Kilkenny Group Dublin office plan opposed

Kilkenny Group Dublin office plan opposed

By Gordon Deegan

The Kilkenny Group, luxury goods and retailing business, the Kilkenny Group has warned that a planned €100m office development, backed by beef baron Larry Goodman, will result in “serious consequences” and job losses for its flagship store in Dublin.

The group operates a Kilkenny Shop on Dublin’s Nassau St, where it employs 88 people, with an additional 20 people employed for the busy Christmas period.

A plan to redevelop the adjacent Setanta Centre, owned by Mr Goodman and his son, into an eight-storey office block that could employ 1,600 people when complete is due to be ruled on this month.

The plan proposes the redevelopment of the Setanta Centre, which was built in the mid-1970s, and aims to leave the Kilkenny Shop, which is included on the site, untouched.

However, in a comprehensive objection requesting that Dublin City Council refuse planning permission for the project, consultants for the Kilkenny Group said that the proposals “will result in significant harmful impacts” on its store, “both during and following construction”.

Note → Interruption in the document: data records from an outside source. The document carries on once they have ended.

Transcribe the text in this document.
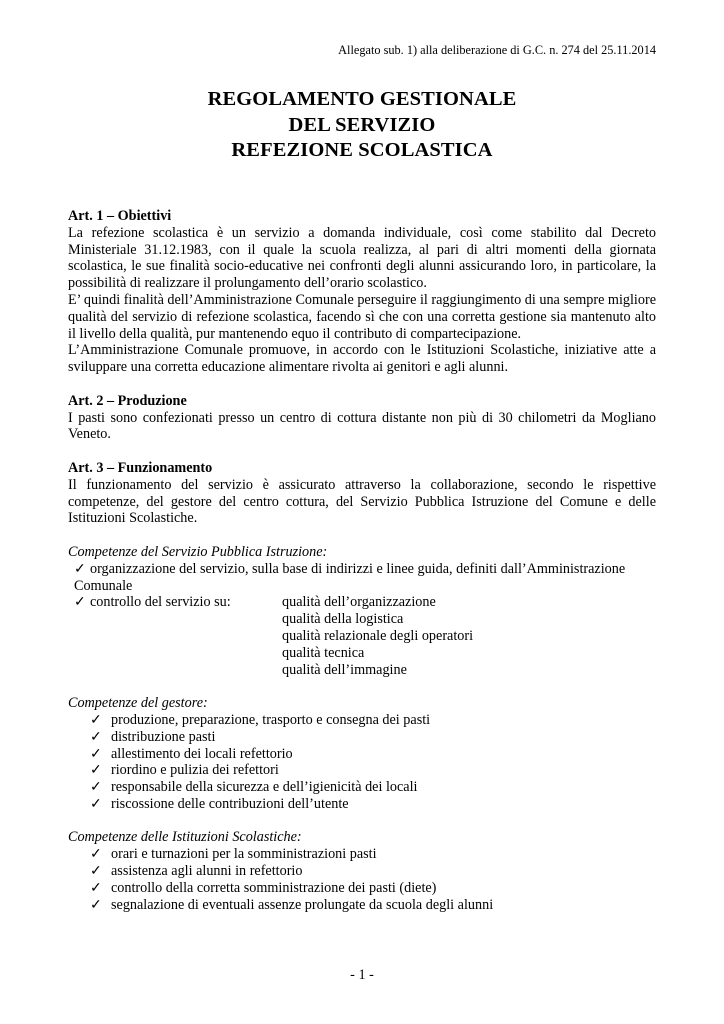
Allegato sub. 1) alla deliberazione di G.C. n. 274 del 25.11.2014
REGOLAMENTO GESTIONALE
DEL SERVIZIO
REFEZIONE SCOLASTICA
Art. 1 – Obiettivi

La refezione scolastica è un servizio a domanda individuale, così come stabilito dal Decreto Ministeriale 31.12.1983, con il quale la scuola realizza, al pari di altri momenti della giornata scolastica, le sue finalità socio-educative nei confronti degli alunni assicurando loro, in particolare, la possibilità di realizzare il prolungamento dell’orario scolastico.

E’ quindi finalità dell’Amministrazione Comunale perseguire il raggiungimento di una sempre migliore qualità del servizio di refezione scolastica, facendo sì che con una corretta gestione sia mantenuto alto il livello della qualità, pur mantenendo equo il contributo di compartecipazione.

L’Amministrazione Comunale promuove, in accordo con le Istituzioni Scolastiche, iniziative atte a sviluppare una corretta educazione alimentare rivolta ai genitori e agli alunni.

Art. 2 – Produzione

I pasti sono confezionati presso un centro di cottura distante non più di 30 chilometri da Mogliano Veneto.

Art. 3 – Funzionamento

Il funzionamento del servizio è assicurato attraverso la collaborazione, secondo le rispettive competenze, del gestore del centro cottura, del Servizio Pubblica Istruzione del Comune e delle Istituzioni Scolastiche.

Competenze del Servizio Pubblica Istruzione:
✓ organizzazione del servizio, sulla base di indirizzi e linee guida, definiti dall’Amministrazione
Comunale
✓ controllo del servizio su:	qualità dell’organizzazione
qualità della logistica
qualità relazionale degli operatori
qualità tecnica
qualità dell’immagine
Competenze del gestore:
✓ produzione, preparazione, trasporto e consegna dei pasti
✓ distribuzione pasti
✓ allestimento dei locali refettorio
✓ riordino e pulizia dei refettori
✓ responsabile della sicurezza e dell’igienicità dei locali
✓ riscossione delle contribuzioni dell’utente
Competenze delle Istituzioni Scolastiche:
✓ orari e turnazioni per la somministrazioni pasti
✓ assistenza agli alunni in refettorio
✓ controllo della corretta somministrazione dei pasti (diete)
✓ segnalazione di eventuali assenze prolungate da scuola degli alunni
- 1 -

The objection states that more than 1m shoppers visit the Kilkenny store, cafe, and restaurant each year.

It also claims that construction works for the office block project “will significantly impact the Kilkenny Shop financially, with our client raising genuine concerns regarding the viability of the store during the proposed development activities”.

Future Analytics Consulting, on behalf of the Kilkenny Group, said that “this impact upon the number of jobs supported by the Kilkenny Shop should not be underestimated”.

The planning proposal states that the existing buildings “have reached the end of their useful life and are no longer fit for purpose”.

According to KSN Construction Consultants, “the demolition of outdated office space and its replacement with good-quality office space will assist in attracting headquarter type uses”.

A report lodged with the plans further states that “the provision of high-quality extended floor plates, more in keeping with modern occupier requirements, will facilitate agglomeration economies in the area and, by extension, will make Dublin City more competitive when it comes to attracting international headquarters in the financial, technology, and business services sector”.